The US Supreme Court has done next to nothing to enforce the Constitution and stop the government’s spying on the population.  Phone calls, text messages, emails, credit card purchases, state driver’s license databases, literally everything about our lives is collected as privacy-violating information.  Yet the Supreme Court based on speculation about the government’s motives has blocked the 2020 Census from finding out how many of the people living in the US are citizens.  Apparently, the jurists on the court regard whether one is or is not a citizen as the only piece of private information that can’t be collected.

Apparently, the Supreme Court is responding to the organizers of Hispanics, such as the Mexican-American Legal Defense Fund, who are protecting their power in numbers and who speculate that the citizenship question is being used to reduce immigrants’ willingness to participate in the census survey, with the result being an undercount of Hispanics and, thus, less representation in legislatures.  
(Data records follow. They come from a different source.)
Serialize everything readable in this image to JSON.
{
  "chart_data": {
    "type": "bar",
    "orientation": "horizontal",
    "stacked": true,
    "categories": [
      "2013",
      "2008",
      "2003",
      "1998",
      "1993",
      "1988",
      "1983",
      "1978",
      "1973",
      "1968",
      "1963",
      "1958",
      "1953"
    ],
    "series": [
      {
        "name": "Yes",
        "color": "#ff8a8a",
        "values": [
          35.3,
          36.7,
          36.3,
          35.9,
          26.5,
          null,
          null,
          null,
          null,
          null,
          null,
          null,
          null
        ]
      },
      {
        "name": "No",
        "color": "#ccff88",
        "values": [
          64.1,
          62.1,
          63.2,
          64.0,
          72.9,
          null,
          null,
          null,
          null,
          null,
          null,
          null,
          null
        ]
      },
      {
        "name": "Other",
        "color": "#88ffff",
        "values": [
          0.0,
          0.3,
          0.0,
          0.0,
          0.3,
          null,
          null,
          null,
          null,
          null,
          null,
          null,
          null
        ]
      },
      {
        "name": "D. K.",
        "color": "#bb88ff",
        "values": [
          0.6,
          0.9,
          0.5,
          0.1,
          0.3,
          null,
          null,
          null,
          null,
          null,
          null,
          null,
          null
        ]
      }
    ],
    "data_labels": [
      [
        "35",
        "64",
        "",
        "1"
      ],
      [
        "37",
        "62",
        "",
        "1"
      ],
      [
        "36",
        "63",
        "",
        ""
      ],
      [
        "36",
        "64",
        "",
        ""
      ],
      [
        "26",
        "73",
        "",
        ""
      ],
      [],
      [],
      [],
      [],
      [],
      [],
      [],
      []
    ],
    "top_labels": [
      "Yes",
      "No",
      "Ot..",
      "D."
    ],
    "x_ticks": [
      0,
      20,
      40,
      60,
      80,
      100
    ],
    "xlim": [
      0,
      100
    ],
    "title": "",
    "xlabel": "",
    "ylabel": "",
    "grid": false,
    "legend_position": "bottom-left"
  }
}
Many Americans are concluding that the Supreme Court wants to make sure that illegal aliens are as represented in elected legislatures as US citizens. Identity Politics has produced a Supreme Court that regards achieving diversity more important than citizenship. The precedent is being established that citizenship is established by mere presence.  If a person can place a foot on US territory, the person becomes a citizen. President Trump’s attempt to enforce US borders is regarded as a racist act.